Well, before you find the quick fix you end up with a completely unusable website. Every request fails as the browser becomes more befuddled than you, and every page prompts the same cruel message: ”Failed to load resource”. Worse yet, you need a new service worker altogether. And, any existing window, any open tab would continue to serve the unservable app.

Would never happen, right?

Just use TypeScript? Thank you for the input, I hope to soon join you in the comfy realm of strict typing and helpful error messages. Unfortunately, it is beside the point.

The point being you should be careful with a service worker, evaluate the risks and rewards.

Once again the limited scope of the website helps to make a decision. In trying to optimize only the fonts, you want to:

store the assets in the browser cache
consider if the incoming request is a request to the cached files

In this very last instance you do not rely on the fetch function, and return the files directly.

Simple?

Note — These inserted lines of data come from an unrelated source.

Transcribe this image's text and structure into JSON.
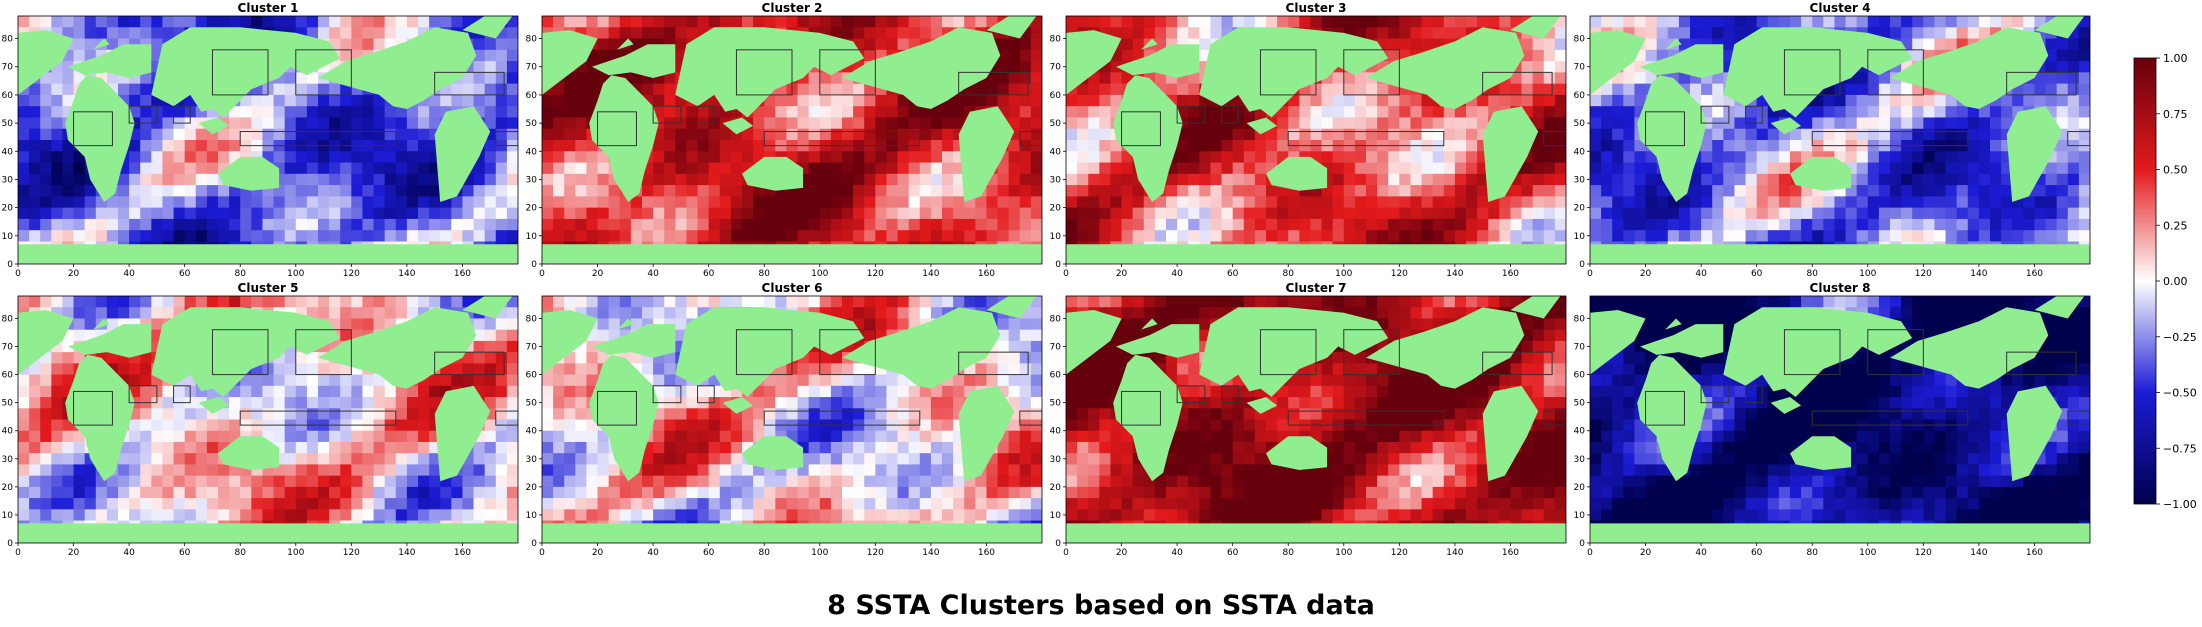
{
  "figure": {
    "title": "8 SSTA Clusters based on SSTA data"
  },
  "chart_data": {
    "type": "heatmap",
    "title": "8 SSTA Clusters based on SSTA data",
    "panels": [
      {
        "title": "Cluster 1",
        "dominant_anomaly": -0.35
      },
      {
        "title": "Cluster 2",
        "dominant_anomaly": 0.6
      },
      {
        "title": "Cluster 3",
        "dominant_anomaly": 0.45
      },
      {
        "title": "Cluster 4",
        "dominant_anomaly": -0.3
      },
      {
        "title": "Cluster 5",
        "dominant_anomaly": 0.1
      },
      {
        "title": "Cluster 6",
        "dominant_anomaly": 0.05
      },
      {
        "title": "Cluster 7",
        "dominant_anomaly": 0.8
      },
      {
        "title": "Cluster 8",
        "dominant_anomaly": -0.85
      }
    ],
    "x_ticks": [
      "0",
      "20",
      "40",
      "60",
      "80",
      "100",
      "120",
      "140",
      "160"
    ],
    "y_ticks": [
      "0",
      "10",
      "20",
      "30",
      "40",
      "50",
      "60",
      "70",
      "80"
    ],
    "xlim": [
      0,
      180
    ],
    "ylim": [
      0,
      88
    ],
    "colorbar": {
      "range": [
        -1.0,
        1.0
      ],
      "ticks": [
        "1.00",
        "0.75",
        "0.50",
        "0.25",
        "0.00",
        "−0.25",
        "−0.50",
        "−0.75",
        "−1.00"
      ],
      "colormap": [
        "#67000d",
        "#e31a1c",
        "#ffffff",
        "#1c1cd6",
        "#00004d"
      ]
    },
    "land_color": "#90ee90"
  }
}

Never, but at least worth a try.

Most graciously, SvelteKit takes care of registering the script for the service worker, so we can focus on the events assuming self describes the worker itself.

Add to cache

Consider the static files SvelteKit provides with the $service-worker module.

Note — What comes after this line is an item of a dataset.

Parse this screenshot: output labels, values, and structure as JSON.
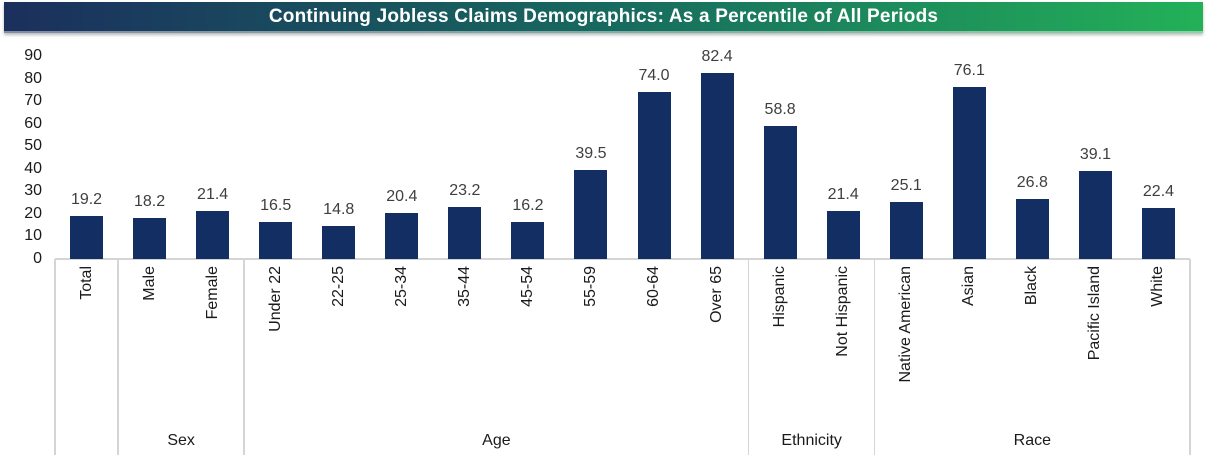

import { files } from '$service-worker';

Moreover, filter only those documents ending with the WOFF2 extension.

const fontFiles = files.filter((file) => file.endsWith('.woff2'));

As the service worker is installed, call a function to cache the files.

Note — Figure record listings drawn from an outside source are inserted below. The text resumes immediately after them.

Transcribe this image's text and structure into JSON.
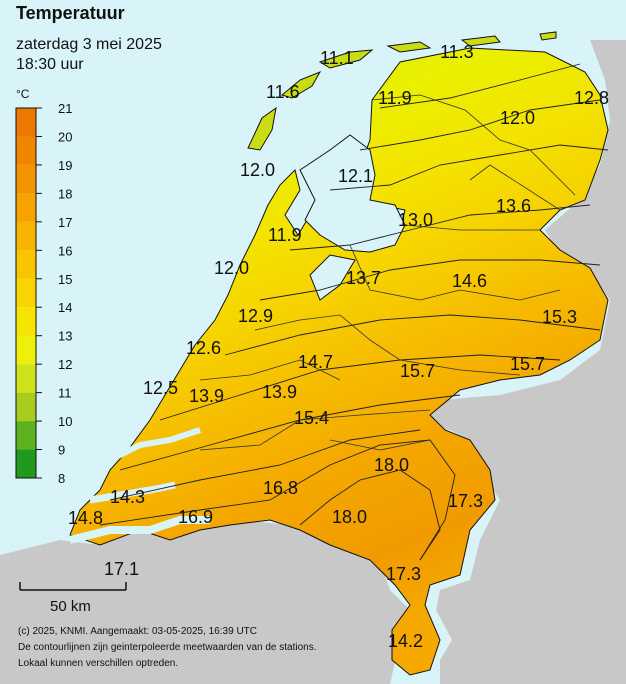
{
  "header": {
    "title": "Temperatuur",
    "date": "zaterdag 3 mei 2025",
    "time": "18:30 uur"
  },
  "legend": {
    "unit": "°C",
    "ticks": [
      "8",
      "9",
      "10",
      "11",
      "12",
      "13",
      "14",
      "15",
      "16",
      "17",
      "18",
      "19",
      "20",
      "21"
    ],
    "colors": [
      "#1f9a1f",
      "#5fb21f",
      "#a6cd1c",
      "#cfe21a",
      "#eef00a",
      "#f6e500",
      "#f8d500",
      "#f9c400",
      "#f7b300",
      "#f6a300",
      "#f29400",
      "#f08500",
      "#ee7700"
    ]
  },
  "stations": [
    {
      "value": "11.1"
    },
    {
      "value": "11.3"
    },
    {
      "value": "11.6"
    },
    {
      "value": "11.9"
    },
    {
      "value": "12.8"
    },
    {
      "value": "12.0"
    },
    {
      "value": "12.0"
    },
    {
      "value": "12.1"
    },
    {
      "value": "13.0"
    },
    {
      "value": "13.6"
    },
    {
      "value": "11.9"
    },
    {
      "value": "12.0"
    },
    {
      "value": "13.7"
    },
    {
      "value": "14.6"
    },
    {
      "value": "12.9"
    },
    {
      "value": "15.3"
    },
    {
      "value": "12.6"
    },
    {
      "value": "14.7"
    },
    {
      "value": "15.7"
    },
    {
      "value": "15.7"
    },
    {
      "value": "12.5"
    },
    {
      "value": "13.9"
    },
    {
      "value": "13.9"
    },
    {
      "value": "15.4"
    },
    {
      "value": "18.0"
    },
    {
      "value": "14.3"
    },
    {
      "value": "16.8"
    },
    {
      "value": "17.3"
    },
    {
      "value": "14.8"
    },
    {
      "value": "16.9"
    },
    {
      "value": "18.0"
    },
    {
      "value": "17.1"
    },
    {
      "value": "17.3"
    },
    {
      "value": "14.2"
    }
  ],
  "scale_bar": {
    "label": "50 km"
  },
  "credits": {
    "line1": "(c) 2025, KNMI. Aangemaakt: 03-05-2025, 16:39 UTC",
    "line2": "De contourlijnen zijn geinterpoleerde meetwaarden van de stations.",
    "line3": "Lokaal kunnen verschillen optreden."
  },
  "colors": {
    "sea": "#d9f4f8",
    "land_outside": "#c8c8c8",
    "border": "#111111"
  }
}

self.addEventListener('install', (event) => {
	const addFilesToCache = async () => {};

	event.waitUntil(addFilesToCache());
});

In the body of the async function add the files to a cache. By name.

const cache = await caches.open(cacheFontFiles);
await cache.addAll(fontFiles);

Having a variable in place of a literal string just helps to refer to the same value throughout the script.

const cacheFontFiles = 'cache-font-files';

Possibly read from cache

Following the fetch event, call an async function to respond to the incoming request.

self.addEventListener('fetch', (e) => {
	const respond = async () => {};

	e.respondWith(respond());
});

You need to evaluate the request’s URL, specifically if the path matches one of the resources listed between the cached assets.

const { pathname } = new URL(e.request.url);

if (fontFiles.includes(pathname)) {
	// a font file!
}

In this instance open the cache and return the respective resource.

const cache = await caches.open(cacheFontFiles);
return cache.match(e.request);

Otherwise, proceed with the same fetch call described earlier.

const response = await fetch(e.request);
return response;

Just remember to double-check the spelling.

Possibly delete old caches

You could stop and consider only the install and fetch event, but you’d fall short of the intent of this article — having a process to load and serve a font today, a different asset later on.

To cache new files you change the name of the cache.

const cacheFontFiles = 'cache-font-files-v0';

As a new service worker is registered, the cache is populated per the install event.

As the service work is activated, you start to load the different fonts, and have a chance to be a good denizen of the web and delete the previous, outdated resources.

Listen to the activate event.

self.addEventListener('activate', (e) => {
	const deleteOldCaches = async () => {};

	e.waitUntil(deleteOldCaches());
});

In the body of the function identify the caches by key, by name.

const keys = await caches.keys();

Delete all the caches which do not match the updated string literal.

for (const key of keys) {
	if (key !== cacheFontFiles) {
		await caches.delete(key);
	}
}

And that’s really, really, currently it.